En dan onze gedachten! O, die namen. Samen komen we er vaak nog uit. We moesten laatst een naam van een bloem hebben. Hoe heet die ook al weer? We hebben er nu wat op gevonden. Samen gaan we het alfabet door. Neen, geen anemoon, geen anthurium, geen dahlia enz. enz., maar een orchidee! Moet je alleen zijn! Hoe heet dat gemeentelid ook al weer? De gemeentegids moet er bij;
dan komen we er meestal nog uit. En de leeftijden, de verjaardagen van broers en zussen, van eigen kinderen en kleinkinderen. Even kijken op de verjaardagkalender, maar morgen ben je het weer kwijt. Vergaderingen: wanneer is nou die bijeenkomst? Zonder agenda zijn we nergens! Vaak zeggen we tegen elkaar: 'We worden oud, neen, we zíjn al oud!'
Wat ons opvalt is ook dat je het bij het ouder worden al drukker krijgt. Dat komt wellicht doordat je de dingen niet meer zo vlug en handig doet. Je kunt het ook wat rustiger aan doen en met wat tussenpozen. Soms zeggen we: Hoe hebben we het vroeger toch allemaal kunnen doen? Het volle werk buiten en binnen de deur, in de tuin en met het quilten?* De kinderen nog thuis en naar de scholen en opleidingen. Een volle bak, en toch lukte het elke dag. We zijn onze God dankbaar dat we zoveel in het verleden hebben kunnen doen. Ook voor anderen!
Thuiskomen
Hebben we alles goed gedaan en genoeg? O neen. Veel tekort en onvolkomen. We hadden het nog beter kunnen en moeten doen. Nog meer in dienst van onze Koning – nog meer aangelegd op zijn eer. Daarom kunnen we alleen maar leven van en bestaan in zijn vergeving van onze zonden. Daarop hebben we door de jaren heen leren vertrouwen. Al vaster, met al meer overtuiging. Gelovende in zijn beloften van genade hebben we de reis gemaakt en zullen die ook voltooien.
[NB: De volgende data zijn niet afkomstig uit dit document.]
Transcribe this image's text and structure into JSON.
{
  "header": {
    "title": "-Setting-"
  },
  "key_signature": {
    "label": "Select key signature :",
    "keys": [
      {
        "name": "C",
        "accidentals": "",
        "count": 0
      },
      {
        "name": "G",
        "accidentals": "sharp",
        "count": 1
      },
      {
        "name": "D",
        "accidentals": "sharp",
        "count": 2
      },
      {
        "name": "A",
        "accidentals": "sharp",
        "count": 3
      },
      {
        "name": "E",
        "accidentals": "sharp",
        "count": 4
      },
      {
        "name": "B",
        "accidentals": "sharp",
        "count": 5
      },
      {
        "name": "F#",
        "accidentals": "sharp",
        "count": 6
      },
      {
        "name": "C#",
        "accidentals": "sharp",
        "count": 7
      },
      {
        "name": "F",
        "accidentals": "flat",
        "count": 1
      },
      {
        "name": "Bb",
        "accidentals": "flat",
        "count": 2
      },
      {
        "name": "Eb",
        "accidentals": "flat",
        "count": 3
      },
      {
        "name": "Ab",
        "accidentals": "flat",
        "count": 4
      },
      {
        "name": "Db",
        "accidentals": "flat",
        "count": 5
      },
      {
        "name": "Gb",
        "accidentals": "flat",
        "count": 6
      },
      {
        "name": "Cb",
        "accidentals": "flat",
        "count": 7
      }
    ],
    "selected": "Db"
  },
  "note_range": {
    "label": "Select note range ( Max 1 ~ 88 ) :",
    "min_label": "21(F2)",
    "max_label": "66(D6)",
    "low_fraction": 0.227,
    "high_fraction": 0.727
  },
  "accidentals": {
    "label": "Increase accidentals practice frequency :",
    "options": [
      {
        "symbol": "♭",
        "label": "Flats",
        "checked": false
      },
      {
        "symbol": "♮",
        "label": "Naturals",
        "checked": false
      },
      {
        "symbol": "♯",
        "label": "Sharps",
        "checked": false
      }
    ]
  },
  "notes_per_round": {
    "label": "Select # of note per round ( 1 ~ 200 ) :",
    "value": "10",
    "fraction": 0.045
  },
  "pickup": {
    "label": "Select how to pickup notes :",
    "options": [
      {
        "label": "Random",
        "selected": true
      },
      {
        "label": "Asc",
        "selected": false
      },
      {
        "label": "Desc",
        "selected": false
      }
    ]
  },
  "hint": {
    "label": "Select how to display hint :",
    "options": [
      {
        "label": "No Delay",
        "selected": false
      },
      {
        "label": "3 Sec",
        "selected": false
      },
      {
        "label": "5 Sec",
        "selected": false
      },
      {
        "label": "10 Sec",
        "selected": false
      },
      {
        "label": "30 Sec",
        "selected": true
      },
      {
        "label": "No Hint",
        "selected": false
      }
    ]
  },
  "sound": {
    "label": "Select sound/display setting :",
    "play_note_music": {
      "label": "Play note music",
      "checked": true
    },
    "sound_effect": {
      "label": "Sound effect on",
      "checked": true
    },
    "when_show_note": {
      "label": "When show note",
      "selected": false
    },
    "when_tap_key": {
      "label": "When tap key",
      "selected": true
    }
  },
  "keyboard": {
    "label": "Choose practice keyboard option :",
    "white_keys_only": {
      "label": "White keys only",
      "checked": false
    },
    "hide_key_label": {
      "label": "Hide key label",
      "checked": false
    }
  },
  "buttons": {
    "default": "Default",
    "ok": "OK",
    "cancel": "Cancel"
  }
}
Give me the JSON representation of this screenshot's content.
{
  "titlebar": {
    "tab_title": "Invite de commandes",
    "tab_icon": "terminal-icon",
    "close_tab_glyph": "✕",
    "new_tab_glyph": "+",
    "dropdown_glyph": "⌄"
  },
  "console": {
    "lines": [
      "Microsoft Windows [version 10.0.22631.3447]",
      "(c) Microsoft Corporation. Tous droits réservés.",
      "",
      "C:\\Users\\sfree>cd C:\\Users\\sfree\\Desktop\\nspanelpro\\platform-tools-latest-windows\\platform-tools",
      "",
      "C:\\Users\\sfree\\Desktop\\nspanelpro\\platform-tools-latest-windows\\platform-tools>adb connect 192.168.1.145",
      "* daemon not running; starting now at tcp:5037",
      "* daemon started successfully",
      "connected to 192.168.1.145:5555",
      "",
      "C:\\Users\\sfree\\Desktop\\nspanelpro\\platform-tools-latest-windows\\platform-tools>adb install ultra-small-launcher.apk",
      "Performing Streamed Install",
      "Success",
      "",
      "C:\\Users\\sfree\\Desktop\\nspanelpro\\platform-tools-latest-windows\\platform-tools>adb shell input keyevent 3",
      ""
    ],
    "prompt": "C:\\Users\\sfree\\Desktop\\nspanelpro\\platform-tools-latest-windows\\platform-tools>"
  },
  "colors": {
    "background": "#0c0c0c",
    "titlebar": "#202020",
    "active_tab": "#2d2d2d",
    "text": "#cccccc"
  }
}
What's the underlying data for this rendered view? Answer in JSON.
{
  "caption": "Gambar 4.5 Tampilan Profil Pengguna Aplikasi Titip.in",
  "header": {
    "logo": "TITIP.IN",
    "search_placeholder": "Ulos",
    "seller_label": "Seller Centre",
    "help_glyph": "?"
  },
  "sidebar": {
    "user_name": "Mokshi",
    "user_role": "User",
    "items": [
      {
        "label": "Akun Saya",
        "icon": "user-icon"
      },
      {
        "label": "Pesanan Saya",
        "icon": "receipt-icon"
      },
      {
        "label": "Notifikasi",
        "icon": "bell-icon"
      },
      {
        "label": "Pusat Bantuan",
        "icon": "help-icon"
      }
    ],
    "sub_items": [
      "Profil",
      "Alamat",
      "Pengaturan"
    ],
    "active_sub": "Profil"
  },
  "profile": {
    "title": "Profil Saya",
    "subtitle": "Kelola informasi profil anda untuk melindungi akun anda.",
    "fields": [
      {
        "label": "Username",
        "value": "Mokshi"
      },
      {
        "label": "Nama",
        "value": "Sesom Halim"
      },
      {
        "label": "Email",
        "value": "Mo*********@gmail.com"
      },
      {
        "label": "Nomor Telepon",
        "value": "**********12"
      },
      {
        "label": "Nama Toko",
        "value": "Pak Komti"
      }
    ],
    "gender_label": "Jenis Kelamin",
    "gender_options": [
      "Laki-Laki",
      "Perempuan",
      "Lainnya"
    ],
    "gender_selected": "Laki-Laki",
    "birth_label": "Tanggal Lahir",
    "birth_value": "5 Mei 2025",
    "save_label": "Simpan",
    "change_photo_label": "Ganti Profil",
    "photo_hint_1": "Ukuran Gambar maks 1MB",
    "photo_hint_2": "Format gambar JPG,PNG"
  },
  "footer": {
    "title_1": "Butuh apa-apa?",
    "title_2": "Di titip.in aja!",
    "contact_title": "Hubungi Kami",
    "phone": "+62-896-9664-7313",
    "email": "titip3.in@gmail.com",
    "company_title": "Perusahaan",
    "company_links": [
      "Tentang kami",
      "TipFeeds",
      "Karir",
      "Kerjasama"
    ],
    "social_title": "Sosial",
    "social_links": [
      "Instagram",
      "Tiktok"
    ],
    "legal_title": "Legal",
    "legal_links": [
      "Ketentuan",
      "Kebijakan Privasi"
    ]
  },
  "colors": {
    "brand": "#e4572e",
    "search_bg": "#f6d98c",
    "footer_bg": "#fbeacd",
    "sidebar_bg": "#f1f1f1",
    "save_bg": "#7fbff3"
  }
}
Want onze ervaring is ook, dat we vooral vooruit gaan kijken bij het ouder worden. Straks komt voor ons het einde aan het leven in deze wereld onder de zon. Hoe meer we vooruitzien, hoe meer wij gaan verwachten, soms heel intens: verwachten de komst van onze Heiland en zijn glorie. Wat zou ik graag mijn Here en Heiland zien en met Hem spreken van woord tot woord, oog in oog. En dan ontmoeten allen die ons zijn voorgegaan en al zijn engelen, en de Vader en de Heilige Geest. En de nieuwe wereld, vol vrede en gerechtigheid. Samen zingen, samen danken, samen aanbidden. Het kan toch niet mooier! Je hart wordt er vol van, van wat de Here heeft bereid voor allen die Hem liefhebben. Geen zonden meer, geen zorgen meer. Alles goed met Hem en met elkaar. Ouder worden is dichter komen bij waar je hart naar verlangt. Dan kom je thuis, voorgoed! De Meester zal zeggen: Wél gedaan, gij goede en getrouwe slaaf, over weinig ben je getrouw geweest, over veel zal Ik je stellen; ga in tot het feest van uw Heer (Mat. 25, 23).
Hoogeveen
T. Brienen
* Quilten of doorpitten is een handwerktechniek waarbij drie lagen textiel met een doorstiksteek op elkaar genaaid worden (red.)